Should we be excited or concerned about AI? Is technology learning to mimic us or are we learning to mimic technology? Who’s colonizing whom? I talk about some upcoming interviews I’ve got cooking.
Music: “Brightside of the Sun,” by Basin and Range; “It’s Morning in America,” by Durand Jones and the Indications.
561 - ROMA 63
Thanks Chris, hugely enjoyed this episode. I listened a day after talking at a party with a tech enthusiast who has a background in economics about how AI will impact healthcare (my field).
His perspective was that frequent patient symptoms uploads could be fed through AI and used to identify early disease, with doctors reduced to technicians, scanning, scoping and biopsying on behalf of the computers.
He treated the problem of healthcare as a maths problem, with the goal being early diagnosis and subsequent treatment all done with maximum efficiency (and, inevitably, maximum profit).
Missing from his argument was any consideration of disease prevention which, to my mind, can only be achieved through a fundamental change in the way we live, move and eat and a societal rejection of the chronic stress which is responsible for much of the ‘illness’ I see day to day.

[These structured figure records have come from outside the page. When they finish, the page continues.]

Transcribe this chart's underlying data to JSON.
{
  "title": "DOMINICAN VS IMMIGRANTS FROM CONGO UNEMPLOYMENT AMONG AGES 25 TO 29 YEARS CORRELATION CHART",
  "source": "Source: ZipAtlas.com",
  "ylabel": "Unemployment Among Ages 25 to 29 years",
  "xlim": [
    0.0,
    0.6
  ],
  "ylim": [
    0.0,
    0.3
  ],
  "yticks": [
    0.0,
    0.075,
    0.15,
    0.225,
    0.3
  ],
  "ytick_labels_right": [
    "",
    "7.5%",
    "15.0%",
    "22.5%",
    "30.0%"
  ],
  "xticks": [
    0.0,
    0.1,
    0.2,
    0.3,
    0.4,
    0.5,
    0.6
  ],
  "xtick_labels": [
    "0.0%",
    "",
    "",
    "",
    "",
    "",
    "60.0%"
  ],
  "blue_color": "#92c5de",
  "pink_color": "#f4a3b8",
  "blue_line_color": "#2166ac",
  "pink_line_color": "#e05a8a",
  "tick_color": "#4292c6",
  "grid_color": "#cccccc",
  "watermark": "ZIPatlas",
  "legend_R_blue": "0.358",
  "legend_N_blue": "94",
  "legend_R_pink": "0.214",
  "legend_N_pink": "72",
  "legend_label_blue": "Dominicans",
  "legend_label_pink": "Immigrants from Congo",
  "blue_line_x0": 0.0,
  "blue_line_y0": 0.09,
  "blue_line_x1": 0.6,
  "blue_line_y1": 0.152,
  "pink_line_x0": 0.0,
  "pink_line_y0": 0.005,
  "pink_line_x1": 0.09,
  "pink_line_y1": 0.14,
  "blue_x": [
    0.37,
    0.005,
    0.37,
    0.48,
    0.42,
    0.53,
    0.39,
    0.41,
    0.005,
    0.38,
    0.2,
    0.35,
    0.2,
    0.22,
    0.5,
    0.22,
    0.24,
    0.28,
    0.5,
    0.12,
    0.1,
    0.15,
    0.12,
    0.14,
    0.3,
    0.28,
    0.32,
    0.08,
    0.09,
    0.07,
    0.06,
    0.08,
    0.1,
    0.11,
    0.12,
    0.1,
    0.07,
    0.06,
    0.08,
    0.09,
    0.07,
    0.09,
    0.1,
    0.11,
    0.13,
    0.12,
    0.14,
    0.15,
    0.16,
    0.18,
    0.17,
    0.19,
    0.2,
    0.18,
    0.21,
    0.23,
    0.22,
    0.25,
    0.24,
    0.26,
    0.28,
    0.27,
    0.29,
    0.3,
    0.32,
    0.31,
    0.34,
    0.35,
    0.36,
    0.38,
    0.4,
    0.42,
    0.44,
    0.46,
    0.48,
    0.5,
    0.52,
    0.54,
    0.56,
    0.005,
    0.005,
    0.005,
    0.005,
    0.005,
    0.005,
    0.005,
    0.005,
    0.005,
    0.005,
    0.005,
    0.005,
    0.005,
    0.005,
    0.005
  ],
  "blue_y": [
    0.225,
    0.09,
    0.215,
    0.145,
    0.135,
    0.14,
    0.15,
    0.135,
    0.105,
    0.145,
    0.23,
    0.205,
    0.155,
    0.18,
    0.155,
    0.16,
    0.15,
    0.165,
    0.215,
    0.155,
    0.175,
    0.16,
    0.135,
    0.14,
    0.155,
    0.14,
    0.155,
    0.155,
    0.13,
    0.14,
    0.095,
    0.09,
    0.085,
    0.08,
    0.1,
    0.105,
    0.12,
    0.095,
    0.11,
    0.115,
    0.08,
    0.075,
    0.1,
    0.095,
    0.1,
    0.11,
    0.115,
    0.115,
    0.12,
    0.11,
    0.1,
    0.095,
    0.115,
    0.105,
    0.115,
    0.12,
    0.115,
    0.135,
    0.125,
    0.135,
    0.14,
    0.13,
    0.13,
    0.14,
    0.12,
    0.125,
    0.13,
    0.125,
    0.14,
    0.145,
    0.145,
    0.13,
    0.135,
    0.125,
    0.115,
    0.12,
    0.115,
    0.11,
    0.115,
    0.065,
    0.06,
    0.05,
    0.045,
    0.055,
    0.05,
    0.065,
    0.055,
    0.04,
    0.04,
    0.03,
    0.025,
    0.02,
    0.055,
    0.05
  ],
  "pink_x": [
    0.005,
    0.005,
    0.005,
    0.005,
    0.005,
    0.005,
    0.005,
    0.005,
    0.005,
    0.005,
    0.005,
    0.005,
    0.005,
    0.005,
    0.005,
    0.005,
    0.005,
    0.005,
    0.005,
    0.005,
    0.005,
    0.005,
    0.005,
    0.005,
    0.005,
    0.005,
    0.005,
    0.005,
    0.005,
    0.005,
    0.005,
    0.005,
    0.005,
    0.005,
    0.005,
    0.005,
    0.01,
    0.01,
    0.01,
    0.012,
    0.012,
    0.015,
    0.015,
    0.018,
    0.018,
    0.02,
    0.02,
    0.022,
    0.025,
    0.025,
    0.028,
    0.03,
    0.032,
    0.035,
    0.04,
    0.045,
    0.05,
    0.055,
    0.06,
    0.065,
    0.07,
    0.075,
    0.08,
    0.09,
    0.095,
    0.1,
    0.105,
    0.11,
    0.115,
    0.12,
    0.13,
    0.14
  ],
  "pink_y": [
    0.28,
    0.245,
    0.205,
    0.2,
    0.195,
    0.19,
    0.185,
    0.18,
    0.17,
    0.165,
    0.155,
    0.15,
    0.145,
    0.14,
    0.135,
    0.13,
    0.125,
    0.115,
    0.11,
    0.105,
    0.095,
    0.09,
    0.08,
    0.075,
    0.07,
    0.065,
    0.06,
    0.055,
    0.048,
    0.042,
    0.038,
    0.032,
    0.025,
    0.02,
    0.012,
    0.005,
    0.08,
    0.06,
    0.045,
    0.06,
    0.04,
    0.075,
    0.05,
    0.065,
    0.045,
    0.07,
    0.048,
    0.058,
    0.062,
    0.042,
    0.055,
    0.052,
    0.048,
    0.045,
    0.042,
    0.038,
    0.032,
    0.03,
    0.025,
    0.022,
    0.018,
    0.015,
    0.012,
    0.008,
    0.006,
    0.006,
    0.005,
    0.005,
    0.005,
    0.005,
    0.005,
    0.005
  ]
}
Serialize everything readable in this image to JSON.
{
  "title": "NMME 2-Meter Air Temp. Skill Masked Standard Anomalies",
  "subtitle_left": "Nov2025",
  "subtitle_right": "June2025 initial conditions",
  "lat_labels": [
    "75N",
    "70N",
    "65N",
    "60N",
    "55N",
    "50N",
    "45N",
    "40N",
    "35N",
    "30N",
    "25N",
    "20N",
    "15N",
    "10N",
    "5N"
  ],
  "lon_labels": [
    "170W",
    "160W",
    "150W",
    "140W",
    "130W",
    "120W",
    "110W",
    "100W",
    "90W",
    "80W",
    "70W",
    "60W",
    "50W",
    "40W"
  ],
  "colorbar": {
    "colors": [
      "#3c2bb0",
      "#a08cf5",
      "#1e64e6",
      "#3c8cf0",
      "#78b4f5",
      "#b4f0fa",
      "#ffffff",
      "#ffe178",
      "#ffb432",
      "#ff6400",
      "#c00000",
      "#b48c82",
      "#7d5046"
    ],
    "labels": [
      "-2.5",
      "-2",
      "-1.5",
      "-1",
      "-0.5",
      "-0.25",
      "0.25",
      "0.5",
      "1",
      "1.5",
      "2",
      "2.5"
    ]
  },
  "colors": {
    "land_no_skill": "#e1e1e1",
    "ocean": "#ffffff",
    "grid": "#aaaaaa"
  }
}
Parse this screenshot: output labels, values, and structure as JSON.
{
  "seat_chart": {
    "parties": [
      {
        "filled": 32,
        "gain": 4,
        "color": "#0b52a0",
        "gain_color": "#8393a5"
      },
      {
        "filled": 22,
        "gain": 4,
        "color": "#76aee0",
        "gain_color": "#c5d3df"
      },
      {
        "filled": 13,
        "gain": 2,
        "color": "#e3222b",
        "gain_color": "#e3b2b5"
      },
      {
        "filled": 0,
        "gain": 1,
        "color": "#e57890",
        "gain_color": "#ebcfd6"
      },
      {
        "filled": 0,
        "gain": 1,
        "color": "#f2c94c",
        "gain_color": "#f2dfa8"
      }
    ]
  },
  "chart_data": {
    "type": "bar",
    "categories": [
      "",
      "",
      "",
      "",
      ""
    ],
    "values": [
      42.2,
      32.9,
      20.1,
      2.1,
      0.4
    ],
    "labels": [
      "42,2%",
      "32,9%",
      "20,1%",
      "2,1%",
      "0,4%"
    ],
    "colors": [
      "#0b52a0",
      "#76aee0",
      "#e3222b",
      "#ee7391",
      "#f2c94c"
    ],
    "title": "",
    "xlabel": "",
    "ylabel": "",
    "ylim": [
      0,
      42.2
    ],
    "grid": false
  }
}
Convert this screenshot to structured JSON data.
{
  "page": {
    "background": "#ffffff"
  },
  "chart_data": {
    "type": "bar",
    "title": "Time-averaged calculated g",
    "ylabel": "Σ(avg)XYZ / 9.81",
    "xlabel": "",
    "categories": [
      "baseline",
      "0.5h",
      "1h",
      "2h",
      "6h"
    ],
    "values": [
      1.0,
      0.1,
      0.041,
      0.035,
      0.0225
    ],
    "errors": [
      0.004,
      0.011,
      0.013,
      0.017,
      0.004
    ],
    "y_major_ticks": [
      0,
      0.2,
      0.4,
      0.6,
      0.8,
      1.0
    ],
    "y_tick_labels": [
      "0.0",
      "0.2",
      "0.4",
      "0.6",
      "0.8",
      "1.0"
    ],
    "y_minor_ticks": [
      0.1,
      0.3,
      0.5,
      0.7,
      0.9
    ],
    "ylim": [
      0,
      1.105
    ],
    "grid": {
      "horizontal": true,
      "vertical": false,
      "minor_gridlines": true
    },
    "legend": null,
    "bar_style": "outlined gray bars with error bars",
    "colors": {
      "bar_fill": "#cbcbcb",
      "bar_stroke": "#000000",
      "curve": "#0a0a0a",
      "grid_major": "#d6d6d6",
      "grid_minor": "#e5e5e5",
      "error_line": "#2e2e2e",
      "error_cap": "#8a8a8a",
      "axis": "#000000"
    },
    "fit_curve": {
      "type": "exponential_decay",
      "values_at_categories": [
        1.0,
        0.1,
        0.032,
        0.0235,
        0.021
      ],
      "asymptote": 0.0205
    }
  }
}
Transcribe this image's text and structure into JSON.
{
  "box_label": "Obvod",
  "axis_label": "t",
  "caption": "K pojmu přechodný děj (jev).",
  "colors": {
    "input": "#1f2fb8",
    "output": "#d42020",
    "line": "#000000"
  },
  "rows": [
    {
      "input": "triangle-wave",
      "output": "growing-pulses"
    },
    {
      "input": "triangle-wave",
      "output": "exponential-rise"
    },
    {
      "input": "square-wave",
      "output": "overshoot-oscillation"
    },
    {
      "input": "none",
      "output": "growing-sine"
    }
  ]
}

Any integration of AI into healthcare will be led by those with an interest in ‘efficiency’ and profit rather than an a true understanding of what humans need to feel ‘well’ in any true sense and would, I suspect, make an already anti-human system fundamentally worse.
Synchronicity alert. Sometime last week I received an email from either Amazon or Barnes & Nobles announcing some up coming books including Quantum Criminals. I thought this was something right up Dr. Ryan's ally and meant to forward it on . In the meantime, Im listening to ROMA 63 and not only are you aware of it, you are going to be talking to the author. Finally, I finish my walk, head over to the local coffee roasters and what is playing on Sirius in the shop, Donald Fage (i believe The Nightfly).